KRÜMMEL Strafanzeigen gegen Vattenfall. Kieler Atomaufsicht würde Reaktor gerne für immer stilllegen

Eine Strafanzeige gegen die Betreiber des Atomkraftwerks Krümmel haben der grüne Hamburger Bundestagsabgeordnete Manuel Sarrazin und Konstantin von Notz, Spitzenkandidat der schleswig-holsteinischen Grünen bei der Bundestagswahl, bei der Staatsanwaltschaft Lübeck eingereicht. Es bestehe der Verdacht des „grob fahrlässigen oder ordnungswidrigen Umgangs mit kerntechnischen Anlagen“, sagt von Notz über den Vorstoß. Er wolle „eine lückenlose Aufklärung“ erreichen, so der Rechtsanwalt aus dem etwa 30 Kilometer von Krümmel entfernten Mölln.

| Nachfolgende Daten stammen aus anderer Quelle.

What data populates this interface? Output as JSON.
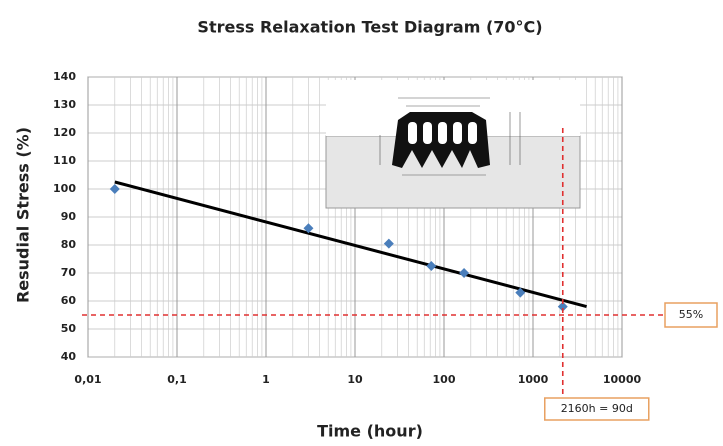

Die zuständige Kieler Sozialministerin Gitta Trauernicht (SPD) bestätigte am Dienstag, dass in Krümmel mehrere Auflagen der Atomaufsicht nicht befolgt wurden: „Unser Vertrauen ist erschüttert.“ Zugleich plauderte Trauernicht aus, dass Vattenfall-Vorstandschef Tuomo Hatakka am Sonnabend durch die Landesregierung von dem Störfall erfuhr – und nicht aus dem eigenen Hause.

Ministerpräsident Peter Harry Carstensen (CDU) selbst hatte Hatakka telefonisch über die Panne informiert, nachdem er vom Sozialministerium auf die Schnellabschaltung des Reaktors nach einem Kurzschluss in einem der beiden Transformatoren hingewiesen worden war. „Ich bin stinksauer“, schäumte Carstensen noch gestern nach einem Krisentreffen mit Hatakka in Kiel.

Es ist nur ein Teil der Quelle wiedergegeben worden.